Va terminando el día. Trato de reunir algunas memorias de la
jornada. El paisaje de la playa. El mar. La luz del crepúsculo bañándolo todo.
Es como que una invitación a este sumergirme en la experiencia cotidiana. Es la
luz que llama a la búsqueda interna. El intento por recoger la esencia de lo
vivido. Aprendo a convivir con personas que no son como creo que deberían ser.

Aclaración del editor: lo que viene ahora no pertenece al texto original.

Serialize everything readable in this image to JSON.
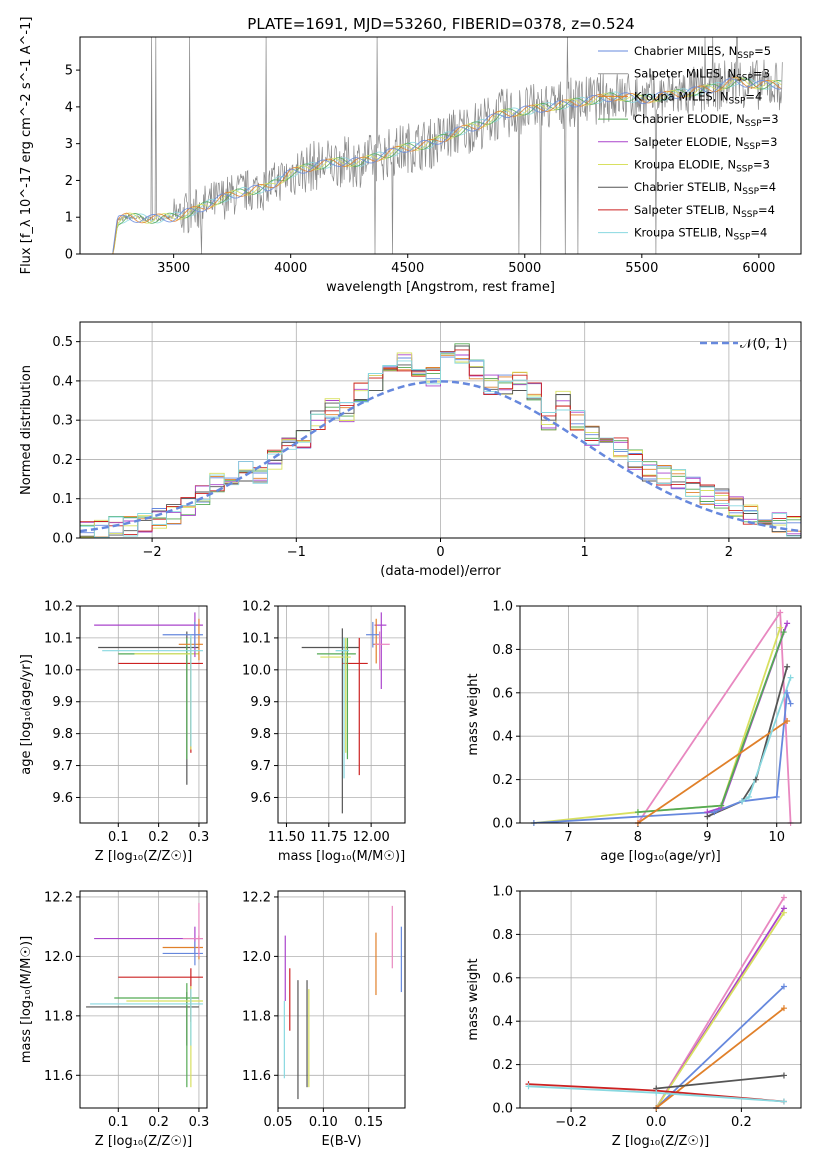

Hablan de maneras que no siempre sé descifrar correctamente. Muchas veces me he
equivocado, atribuyéndole a otras personas, intenciones inexistentes. Son ecos
del pasado. Trato de separar el pasado del presente. ¡Da un trabajo! Pero es
imprescindible. Es parte de mi aprendizaje como terapeuta comunitario, el tratar
de vivir el presente. Es muy gratificante cuando veo que estoy viviendo algo
nuevo. Miro a las personas, y veo que estoy dejando de actuar automáticamente. Cuando
estoy más presente, todo fluye más. Muchas veces lo que entorpece mi actuar y
mi estar aquí, es una especie de sobre-exigencia. Una exigencia desmedida, que
sé que muchas personas también experimentan. Algo absurdo, que fue introyectado
por la programación social. Como si alguien pudiera ser perfecto. No
equivocarse nunca. ¿Qué sería ser perfecto? ¿Ser un robot, una máquina? ¿Un
ángel, un dios? No soy nada de eso. Soy humano, solamente humano. Respiro mejor
cuando veo que se va abriendo una brecha. Una hendidura. Un lugar por donde
brota la vida, renovada. Si yo aprendiera a amar, si yo pudiera finalmente
vivir la gracia del instante puramente, con confianza total, entonces habría
vencido. Tal vez no lo logre, y mi existencia siga siendo esta ardua y
divertida lucha cotidiana por juntar mis pedazos, como un crucigrama infinito
que se junta y se expande. Sea como sea, agradezco a la vida, y a todas las
personas que encontré en mi camino, pues es una aventura sin igual.